Starting from the universal-sentence-encoder in TensorFlow.js, I noticed that the range of the numbers in the embeddings wasn't what I expected. I was expecting some distribution between [0-1] or [-1,1] but don't see either of these.
For the sentence "cats are great!" here's a visualization, where each dimension is projected onto a scale from [-0.5, 0.5]:
Here's the same kind of visualization for "i wonder what this sentence's embedding will be" (the pattern is similar for the first ~10 sentences I tried):
To debug, I looked at whether the same kind of thing comes up in the demo Colab notebook, and it seems like it is. Here's what I see if I see for the range of the embeddings for those two sentences:
# NEW: added this, with different messages
messages = ["cats are great!", "sometimes models are confusing"]
values, indices, dense_shape = process_to_IDs_in_sparse_format(sp, messages)
with tf.Session() as session:
session.run([tf.global_variables_initializer(), tf.tables_initializer()])
message_embeddings = session.run(
encodings,
feed_dict={input_placeholder.values: values,
input_placeholder.indices: indices,
input_placeholder.dense_shape: dense_shape})
for i, message_embedding in enumerate(np.array(message_embeddings).tolist()):
print("Message: {}".format(messages[i]))
print("Embedding size: {}".format(len(message_embedding)))
message_embedding_snippet = ", ".join(
(str(x) for x in message_embedding[:3]))
print("Embedding: [{}, ...]\n".format(message_embedding_snippet))
# NEW: added this, to show the range of the embedding output
print("Embedding range: [{}, {}]".format(min(message_embedding), max(message_embedding)))
And the output shows:
Message: cats are great!
Embedding range: [-0.05904272198677063, 0.05903803929686546]
Message: sometimes models are confusing
Embedding range: [-0.060731519013643265, 0.06075377017259598]
So this again isn't what I'm expecting - the range is more narrow than I'd expect. I thought this might be a TF convention that I missed, but couldn't see it in the TFHub page or the guide to text embeddings or in the paper so am not sure where else to look without digging into the training code.

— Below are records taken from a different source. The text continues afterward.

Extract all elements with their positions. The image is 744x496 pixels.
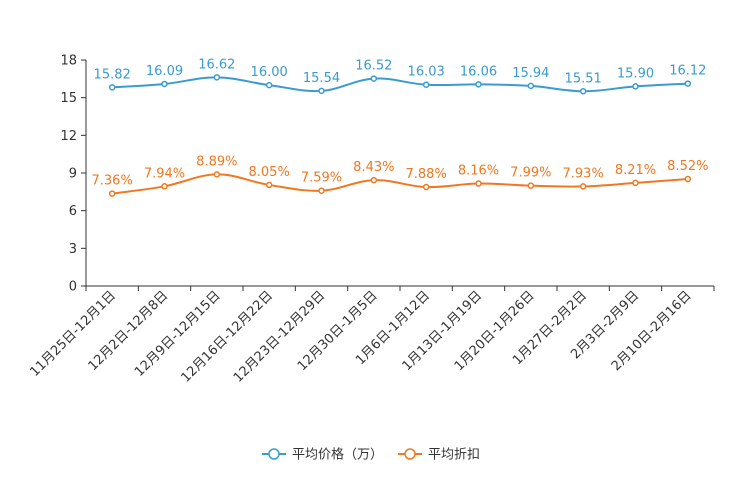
data-point[interactable] bbox=[422, 81, 430, 88]
data-label: 16.00 bbox=[251, 65, 288, 80]
x-tick-label: 12月23日-12月29日 bbox=[231, 288, 328, 385]
data-label: 8.52% bbox=[667, 159, 708, 174]
data-label: 16.62 bbox=[198, 57, 235, 72]
data-label: 7.88% bbox=[406, 167, 447, 182]
data-point[interactable] bbox=[370, 75, 378, 82]
legend-label: 平均价格（万） bbox=[292, 447, 383, 463]
data-label: 7.59% bbox=[301, 171, 342, 186]
x-tick-label: 11月25日-12月1日 bbox=[27, 288, 119, 380]
y-tick-label: 9 bbox=[69, 167, 77, 182]
series-0: 15.82 16.09 16.62 16.00 15.54 16.52 16.03 16.06… bbox=[94, 57, 706, 95]
data-label: 7.36% bbox=[92, 174, 133, 189]
data-point[interactable] bbox=[318, 187, 325, 194]
data-label: 16.12 bbox=[669, 64, 706, 79]
data-point[interactable] bbox=[108, 190, 116, 197]
x-axis-ticks: 11月25日-12月1日12月2日-12月8日12月9日-12月15日12月16… bbox=[27, 286, 715, 386]
data-label: 15.90 bbox=[617, 66, 654, 81]
data-label: 16.03 bbox=[408, 65, 445, 80]
data-point[interactable] bbox=[213, 74, 221, 81]
y-tick-label: 0 bbox=[69, 280, 77, 295]
data-point[interactable] bbox=[475, 180, 482, 187]
data-point[interactable] bbox=[684, 80, 692, 87]
data-label: 15.82 bbox=[94, 67, 131, 82]
data-point[interactable] bbox=[527, 182, 535, 189]
y-tick-label: 15 bbox=[60, 91, 77, 106]
series-layer: 15.82 16.09 16.62 16.00 15.54 16.52 16.03 16.06… bbox=[92, 57, 708, 197]
data-point[interactable] bbox=[370, 176, 378, 184]
data-point[interactable] bbox=[422, 183, 430, 191]
y-tick-label: 3 bbox=[69, 242, 77, 257]
data-point[interactable] bbox=[161, 183, 168, 190]
data-point[interactable] bbox=[213, 171, 221, 178]
data-point[interactable] bbox=[108, 84, 116, 91]
legend-item-1[interactable]: 平均折扣 bbox=[398, 448, 480, 463]
data-label: 8.05% bbox=[249, 165, 290, 180]
series-line bbox=[112, 76, 688, 93]
y-tick-label: 6 bbox=[69, 204, 77, 219]
series-1: 7.36% 7.94% 8.89% 8.05% 7.59% 8.43% 7.88% 8.16%… bbox=[92, 154, 708, 197]
data-label: 7.93% bbox=[563, 166, 604, 181]
legend-item-0[interactable]: 平均价格（万） bbox=[262, 447, 383, 463]
y-tick-label: 18 bbox=[60, 54, 77, 69]
series-line bbox=[112, 173, 688, 195]
legend-label: 平均折扣 bbox=[428, 448, 480, 463]
data-label: 7.99% bbox=[510, 166, 551, 181]
data-label: 8.89% bbox=[196, 154, 237, 169]
data-point[interactable] bbox=[265, 181, 273, 189]
data-point[interactable] bbox=[265, 81, 273, 89]
data-label: 16.06 bbox=[460, 64, 497, 79]
data-point[interactable] bbox=[579, 88, 587, 95]
data-label: 15.94 bbox=[512, 66, 549, 81]
data-label: 16.52 bbox=[355, 59, 392, 74]
data-point[interactable] bbox=[475, 81, 482, 88]
x-tick-label: 12月16日-12月22日 bbox=[179, 288, 276, 385]
data-label: 8.16% bbox=[458, 164, 499, 179]
data-label: 15.51 bbox=[565, 71, 602, 86]
data-label: 8.43% bbox=[353, 160, 394, 175]
data-point[interactable] bbox=[632, 179, 639, 187]
data-label: 8.21% bbox=[615, 163, 656, 178]
legend[interactable]: 平均价格（万） 平均折扣 bbox=[262, 447, 480, 463]
data-point[interactable] bbox=[527, 82, 535, 90]
data-point[interactable] bbox=[684, 175, 692, 183]
data-label: 7.94% bbox=[144, 166, 185, 181]
data-point[interactable] bbox=[161, 80, 168, 88]
data-point[interactable] bbox=[632, 83, 639, 90]
y-axis-ticks: 0 3 6 9 12 15 18 bbox=[60, 54, 86, 295]
data-point[interactable] bbox=[579, 183, 587, 190]
legend-marker-icon bbox=[268, 448, 280, 460]
data-point[interactable] bbox=[318, 87, 325, 95]
legend-marker-icon bbox=[404, 448, 416, 460]
data-label: 16.09 bbox=[146, 64, 183, 79]
data-label: 15.54 bbox=[303, 71, 340, 86]
y-tick-label: 12 bbox=[60, 129, 77, 144]
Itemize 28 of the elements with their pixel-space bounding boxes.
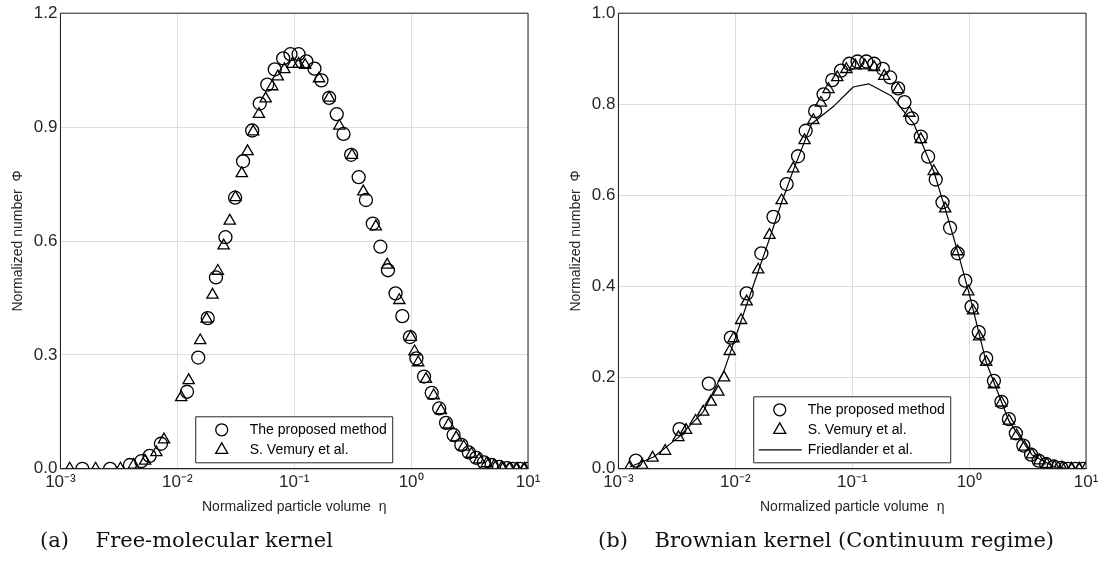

The colab notebook example code has an example sentence that says:
Universal Sentence Encoder embeddings also support short paragraphs. There is no hard limit on how long the paragraph is. Roughly, the longer the more 'diluted' the embedding will be.
But the range of the embedding is roughly the same for all the other examples in the colab, even one word examples.
I'm assuming this range is not just arbitrary, and it does make sense to me that the range is centered in zero and small, but I'm trying to understand how this scale came to be.
The output of the universal sentence encoder is a vector of length 512, with an L2 norm of (approximately) 1.0. You can check this by calculating the inner product
ip = 0
for i in range(512):
ip += message_embeddings[0][i] * message_embeddings[0][i]
print(ip)
> 1.0000000807544893
The implications are that:
rand_uniform = np.random.uniform(-1, 1, 512)
l2 = np.linalg.norm(rand_uniform)
plt.plot(rand_uniform / l2, 'b.')
axes = plt.gca()
axes.set_ylim([-0.5, 0.5])
Judging visually, the distribution of excitations does not look uniform, but rather is biased toward extremes.